8. Evaluation Metrics for Clustering
The optimum numbers of clusters which will get determined depending on the specific evaluation metrics and which will quantify the performance of clustering algorithms.
There are no definite set number of clusters which are to be created and we will be using the couple of all the different evaluation metrics which helps in determining the optimum number of clusters. Such metrics are the Silhouette Coefficient and the Davies-Bouldin Score.
These metrics have their own pros and cons even the preferences which helps them in choosing either one is highly subjective and one can choose the metric of his choice.
9. Finding the Right Number of Clusters
The code which is included in the clusters varies which makes the complete clustering algorithm.

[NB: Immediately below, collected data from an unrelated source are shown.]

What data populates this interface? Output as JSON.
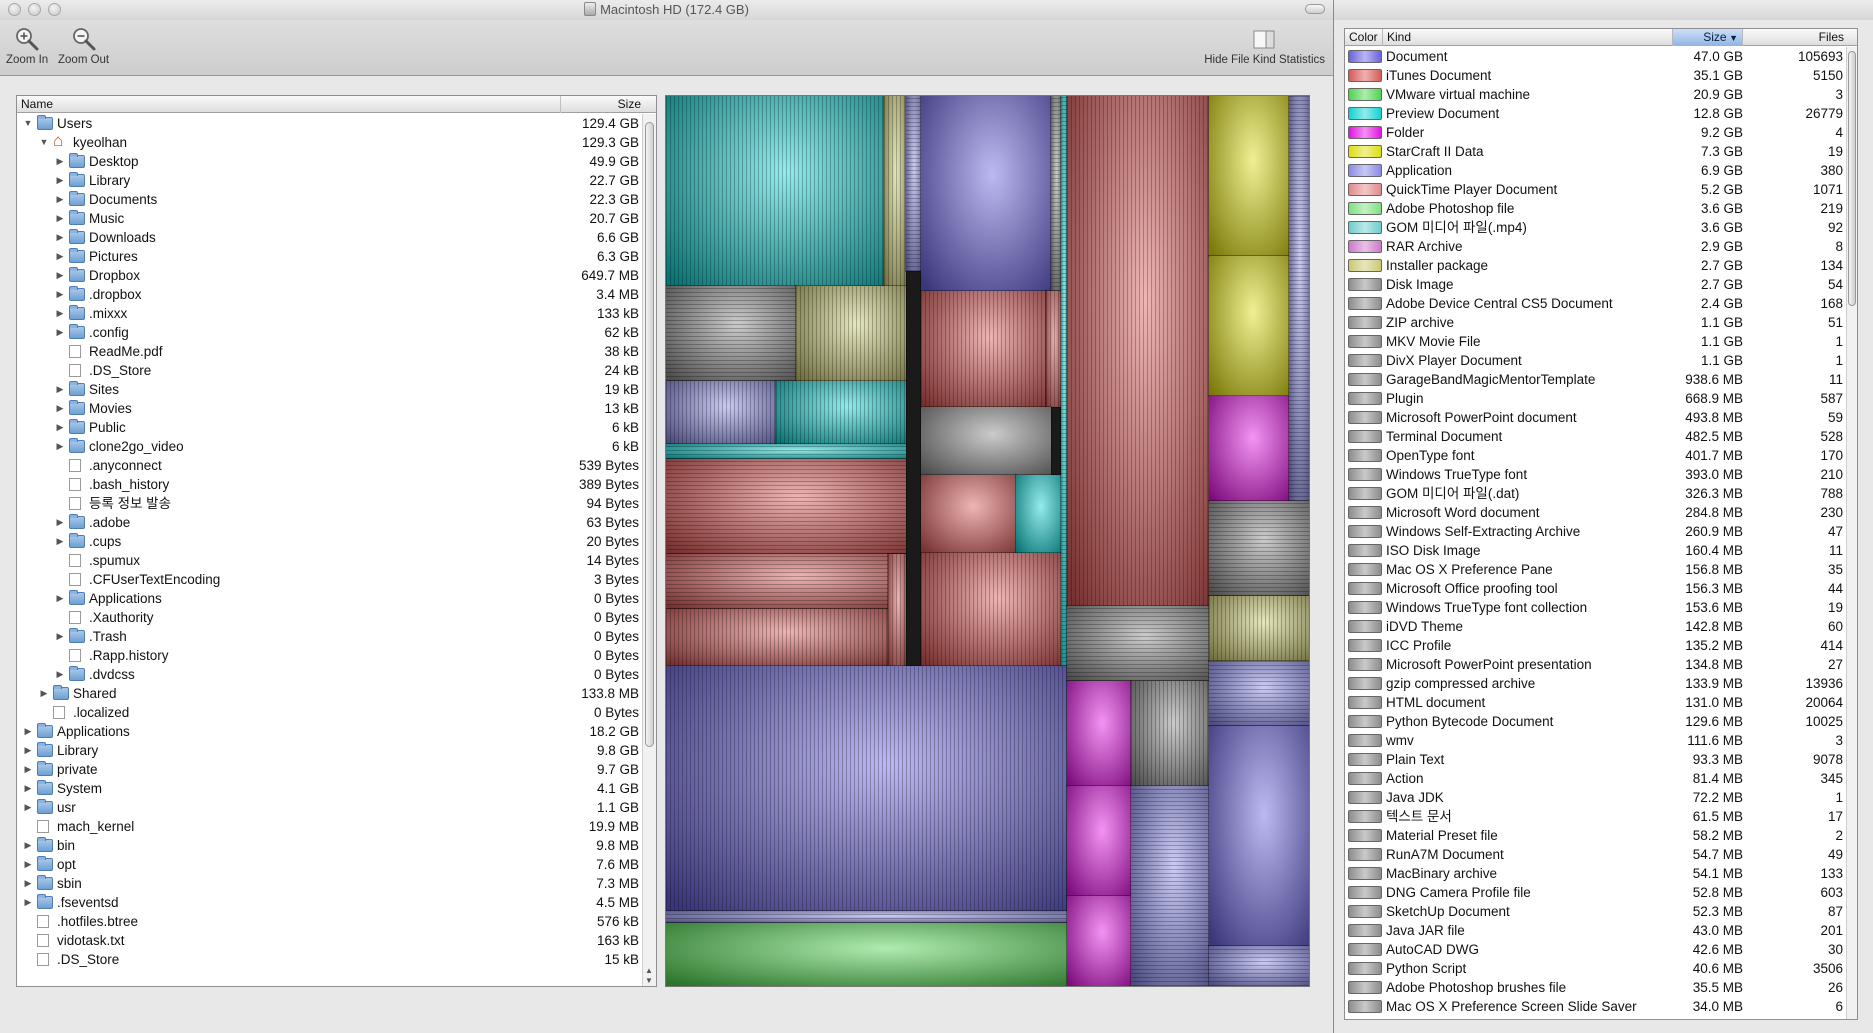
{
  "window": {
    "title": "Macintosh HD (172.4 GB)"
  },
  "toolbar": {
    "zoom_in": "Zoom In",
    "zoom_out": "Zoom Out",
    "hide_stats": "Hide File Kind Statistics"
  },
  "tree": {
    "col_name": "Name",
    "col_size": "Size",
    "rows": [
      {
        "name": "Users",
        "size": "129.4 GB",
        "depth": 0,
        "disc": "open",
        "icon": "folder"
      },
      {
        "name": "kyeolhan",
        "size": "129.3 GB",
        "depth": 1,
        "disc": "open",
        "icon": "home"
      },
      {
        "name": "Desktop",
        "size": "49.9 GB",
        "depth": 2,
        "disc": "closed",
        "icon": "folder"
      },
      {
        "name": "Library",
        "size": "22.7 GB",
        "depth": 2,
        "disc": "closed",
        "icon": "folder"
      },
      {
        "name": "Documents",
        "size": "22.3 GB",
        "depth": 2,
        "disc": "closed",
        "icon": "folder"
      },
      {
        "name": "Music",
        "size": "20.7 GB",
        "depth": 2,
        "disc": "closed",
        "icon": "folder"
      },
      {
        "name": "Downloads",
        "size": "6.6 GB",
        "depth": 2,
        "disc": "closed",
        "icon": "folder"
      },
      {
        "name": "Pictures",
        "size": "6.3 GB",
        "depth": 2,
        "disc": "closed",
        "icon": "folder"
      },
      {
        "name": "Dropbox",
        "size": "649.7 MB",
        "depth": 2,
        "disc": "closed",
        "icon": "folder"
      },
      {
        "name": ".dropbox",
        "size": "3.4 MB",
        "depth": 2,
        "disc": "closed",
        "icon": "folder"
      },
      {
        "name": ".mixxx",
        "size": "133 kB",
        "depth": 2,
        "disc": "closed",
        "icon": "folder"
      },
      {
        "name": ".config",
        "size": "62 kB",
        "depth": 2,
        "disc": "closed",
        "icon": "folder"
      },
      {
        "name": "ReadMe.pdf",
        "size": "38 kB",
        "depth": 2,
        "disc": "none",
        "icon": "file"
      },
      {
        "name": ".DS_Store",
        "size": "24 kB",
        "depth": 2,
        "disc": "none",
        "icon": "file"
      },
      {
        "name": "Sites",
        "size": "19 kB",
        "depth": 2,
        "disc": "closed",
        "icon": "folder"
      },
      {
        "name": "Movies",
        "size": "13 kB",
        "depth": 2,
        "disc": "closed",
        "icon": "folder"
      },
      {
        "name": "Public",
        "size": "6 kB",
        "depth": 2,
        "disc": "closed",
        "icon": "folder"
      },
      {
        "name": "clone2go_video",
        "size": "6 kB",
        "depth": 2,
        "disc": "closed",
        "icon": "folder"
      },
      {
        "name": ".anyconnect",
        "size": "539 Bytes",
        "depth": 2,
        "disc": "none",
        "icon": "file"
      },
      {
        "name": ".bash_history",
        "size": "389 Bytes",
        "depth": 2,
        "disc": "none",
        "icon": "file"
      },
      {
        "name": "등록 정보 발송",
        "size": "94 Bytes",
        "depth": 2,
        "disc": "none",
        "icon": "file"
      },
      {
        "name": ".adobe",
        "size": "63 Bytes",
        "depth": 2,
        "disc": "closed",
        "icon": "folder"
      },
      {
        "name": ".cups",
        "size": "20 Bytes",
        "depth": 2,
        "disc": "closed",
        "icon": "folder"
      },
      {
        "name": ".spumux",
        "size": "14 Bytes",
        "depth": 2,
        "disc": "none",
        "icon": "file"
      },
      {
        "name": ".CFUserTextEncoding",
        "size": "3 Bytes",
        "depth": 2,
        "disc": "none",
        "icon": "file"
      },
      {
        "name": "Applications",
        "size": "0 Bytes",
        "depth": 2,
        "disc": "closed",
        "icon": "folder"
      },
      {
        "name": ".Xauthority",
        "size": "0 Bytes",
        "depth": 2,
        "disc": "none",
        "icon": "file"
      },
      {
        "name": ".Trash",
        "size": "0 Bytes",
        "depth": 2,
        "disc": "closed",
        "icon": "folder"
      },
      {
        "name": ".Rapp.history",
        "size": "0 Bytes",
        "depth": 2,
        "disc": "none",
        "icon": "file"
      },
      {
        "name": ".dvdcss",
        "size": "0 Bytes",
        "depth": 2,
        "disc": "closed",
        "icon": "folder"
      },
      {
        "name": "Shared",
        "size": "133.8 MB",
        "depth": 1,
        "disc": "closed",
        "icon": "folder"
      },
      {
        "name": ".localized",
        "size": "0 Bytes",
        "depth": 1,
        "disc": "none",
        "icon": "file"
      },
      {
        "name": "Applications",
        "size": "18.2 GB",
        "depth": 0,
        "disc": "closed",
        "icon": "folder"
      },
      {
        "name": "Library",
        "size": "9.8 GB",
        "depth": 0,
        "disc": "closed",
        "icon": "folder"
      },
      {
        "name": "private",
        "size": "9.7 GB",
        "depth": 0,
        "disc": "closed",
        "icon": "folder"
      },
      {
        "name": "System",
        "size": "4.1 GB",
        "depth": 0,
        "disc": "closed",
        "icon": "folder"
      },
      {
        "name": "usr",
        "size": "1.1 GB",
        "depth": 0,
        "disc": "closed",
        "icon": "folder"
      },
      {
        "name": "mach_kernel",
        "size": "19.9 MB",
        "depth": 0,
        "disc": "none",
        "icon": "file"
      },
      {
        "name": "bin",
        "size": "9.8 MB",
        "depth": 0,
        "disc": "closed",
        "icon": "folder"
      },
      {
        "name": "opt",
        "size": "7.6 MB",
        "depth": 0,
        "disc": "closed",
        "icon": "folder"
      },
      {
        "name": "sbin",
        "size": "7.3 MB",
        "depth": 0,
        "disc": "closed",
        "icon": "folder"
      },
      {
        "name": ".fseventsd",
        "size": "4.5 MB",
        "depth": 0,
        "disc": "closed",
        "icon": "folder"
      },
      {
        "name": ".hotfiles.btree",
        "size": "576 kB",
        "depth": 0,
        "disc": "none",
        "icon": "file"
      },
      {
        "name": "vidotask.txt",
        "size": "163 kB",
        "depth": 0,
        "disc": "none",
        "icon": "file"
      },
      {
        "name": ".DS_Store",
        "size": "15 kB",
        "depth": 0,
        "disc": "none",
        "icon": "file"
      }
    ]
  },
  "stats": {
    "col_color": "Color",
    "col_kind": "Kind",
    "col_size": "Size",
    "col_files": "Files",
    "sorted_column": "Size",
    "rows": [
      {
        "kind": "Document",
        "size": "47.0 GB",
        "files": "105693",
        "color": "#6a63e0"
      },
      {
        "kind": "iTunes Document",
        "size": "35.1 GB",
        "files": "5150",
        "color": "#d85a58"
      },
      {
        "kind": "VMware virtual machine",
        "size": "20.9 GB",
        "files": "3",
        "color": "#4fd44e"
      },
      {
        "kind": "Preview Document",
        "size": "12.8 GB",
        "files": "26779",
        "color": "#12d3d3"
      },
      {
        "kind": "Folder",
        "size": "9.2 GB",
        "files": "4",
        "color": "#e312e3"
      },
      {
        "kind": "StarCraft II Data",
        "size": "7.3 GB",
        "files": "19",
        "color": "#dede10"
      },
      {
        "kind": "Application",
        "size": "6.9 GB",
        "files": "380",
        "color": "#8a8ae6"
      },
      {
        "kind": "QuickTime Player Document",
        "size": "5.2 GB",
        "files": "1071",
        "color": "#e08a8a"
      },
      {
        "kind": "Adobe Photoshop file",
        "size": "3.6 GB",
        "files": "219",
        "color": "#7fe07f"
      },
      {
        "kind": "GOM 미디어 파일(.mp4)",
        "size": "3.6 GB",
        "files": "92",
        "color": "#70cccc"
      },
      {
        "kind": "RAR Archive",
        "size": "2.9 GB",
        "files": "8",
        "color": "#cc7acc"
      },
      {
        "kind": "Installer package",
        "size": "2.7 GB",
        "files": "134",
        "color": "#caca72"
      },
      {
        "kind": "Disk Image",
        "size": "2.7 GB",
        "files": "54",
        "color": "#8c8c8c"
      },
      {
        "kind": "Adobe Device Central CS5 Document",
        "size": "2.4 GB",
        "files": "168",
        "color": "#8c8c8c"
      },
      {
        "kind": "ZIP archive",
        "size": "1.1 GB",
        "files": "51",
        "color": "#8c8c8c"
      },
      {
        "kind": "MKV Movie File",
        "size": "1.1 GB",
        "files": "1",
        "color": "#8c8c8c"
      },
      {
        "kind": "DivX Player Document",
        "size": "1.1 GB",
        "files": "1",
        "color": "#8c8c8c"
      },
      {
        "kind": "GarageBandMagicMentorTemplate",
        "size": "938.6 MB",
        "files": "11",
        "color": "#8c8c8c"
      },
      {
        "kind": "Plugin",
        "size": "668.9 MB",
        "files": "587",
        "color": "#8c8c8c"
      },
      {
        "kind": "Microsoft PowerPoint document",
        "size": "493.8 MB",
        "files": "59",
        "color": "#8c8c8c"
      },
      {
        "kind": "Terminal Document",
        "size": "482.5 MB",
        "files": "528",
        "color": "#8c8c8c"
      },
      {
        "kind": "OpenType font",
        "size": "401.7 MB",
        "files": "170",
        "color": "#8c8c8c"
      },
      {
        "kind": "Windows TrueType font",
        "size": "393.0 MB",
        "files": "210",
        "color": "#8c8c8c"
      },
      {
        "kind": "GOM 미디어 파일(.dat)",
        "size": "326.3 MB",
        "files": "788",
        "color": "#8c8c8c"
      },
      {
        "kind": "Microsoft Word document",
        "size": "284.8 MB",
        "files": "230",
        "color": "#8c8c8c"
      },
      {
        "kind": "Windows Self-Extracting Archive",
        "size": "260.9 MB",
        "files": "47",
        "color": "#8c8c8c"
      },
      {
        "kind": "ISO Disk Image",
        "size": "160.4 MB",
        "files": "11",
        "color": "#8c8c8c"
      },
      {
        "kind": "Mac OS X Preference Pane",
        "size": "156.8 MB",
        "files": "35",
        "color": "#8c8c8c"
      },
      {
        "kind": "Microsoft Office proofing tool",
        "size": "156.3 MB",
        "files": "44",
        "color": "#8c8c8c"
      },
      {
        "kind": "Windows TrueType font collection",
        "size": "153.6 MB",
        "files": "19",
        "color": "#8c8c8c"
      },
      {
        "kind": "iDVD Theme",
        "size": "142.8 MB",
        "files": "60",
        "color": "#8c8c8c"
      },
      {
        "kind": "ICC Profile",
        "size": "135.2 MB",
        "files": "414",
        "color": "#8c8c8c"
      },
      {
        "kind": "Microsoft PowerPoint presentation",
        "size": "134.8 MB",
        "files": "27",
        "color": "#8c8c8c"
      },
      {
        "kind": "gzip compressed archive",
        "size": "133.9 MB",
        "files": "13936",
        "color": "#8c8c8c"
      },
      {
        "kind": "HTML document",
        "size": "131.0 MB",
        "files": "20064",
        "color": "#8c8c8c"
      },
      {
        "kind": "Python Bytecode Document",
        "size": "129.6 MB",
        "files": "10025",
        "color": "#8c8c8c"
      },
      {
        "kind": "wmv",
        "size": "111.6 MB",
        "files": "3",
        "color": "#8c8c8c"
      },
      {
        "kind": "Plain Text",
        "size": "93.3 MB",
        "files": "9078",
        "color": "#8c8c8c"
      },
      {
        "kind": "Action",
        "size": "81.4 MB",
        "files": "345",
        "color": "#8c8c8c"
      },
      {
        "kind": "Java JDK",
        "size": "72.2 MB",
        "files": "1",
        "color": "#8c8c8c"
      },
      {
        "kind": "텍스트 문서",
        "size": "61.5 MB",
        "files": "17",
        "color": "#8c8c8c"
      },
      {
        "kind": "Material Preset file",
        "size": "58.2 MB",
        "files": "2",
        "color": "#8c8c8c"
      },
      {
        "kind": "RunA7M Document",
        "size": "54.7 MB",
        "files": "49",
        "color": "#8c8c8c"
      },
      {
        "kind": "MacBinary archive",
        "size": "54.1 MB",
        "files": "133",
        "color": "#8c8c8c"
      },
      {
        "kind": "DNG Camera Profile file",
        "size": "52.8 MB",
        "files": "603",
        "color": "#8c8c8c"
      },
      {
        "kind": "SketchUp Document",
        "size": "52.3 MB",
        "files": "87",
        "color": "#8c8c8c"
      },
      {
        "kind": "Java JAR file",
        "size": "43.0 MB",
        "files": "201",
        "color": "#8c8c8c"
      },
      {
        "kind": "AutoCAD DWG",
        "size": "42.6 MB",
        "files": "30",
        "color": "#8c8c8c"
      },
      {
        "kind": "Python Script",
        "size": "40.6 MB",
        "files": "3506",
        "color": "#8c8c8c"
      },
      {
        "kind": "Adobe Photoshop brushes file",
        "size": "35.5 MB",
        "files": "26",
        "color": "#8c8c8c"
      },
      {
        "kind": "Mac OS X Preference Screen Slide Saver",
        "size": "34.0 MB",
        "files": "6",
        "color": "#8c8c8c"
      }
    ]
  }
}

The user also gets an option to make a choice between the clustering algorithms which are in the loop: Hierarchical Agglomerative Clustering and KMeans Clustering. There is also an option to comment out with the chosen clustering algorithm.
10. Evaluating the Clusters
Further to evaluate the clustering algorithms there is a different evaluation function which runs on the list of our scores.
With such functions we can easily evaluate the list of scores which are acquired and plot out the different values which helps in determining the optimum number of all the clusters.
Depending upon the charts and evaluation metrics, the optimum number of all the clusters which seems around 12 and for the final run of the algorithm.
The last Sentence
By making the use of an unsupervised machine learning technique which has Hierarchical Agglomerative Clustering and we can auspiciously cluster together over 5000 different profiles which are related to dating.
Feeling free to change and even experiment with all the codes which can be seen with the potentiality and can improve the overall result.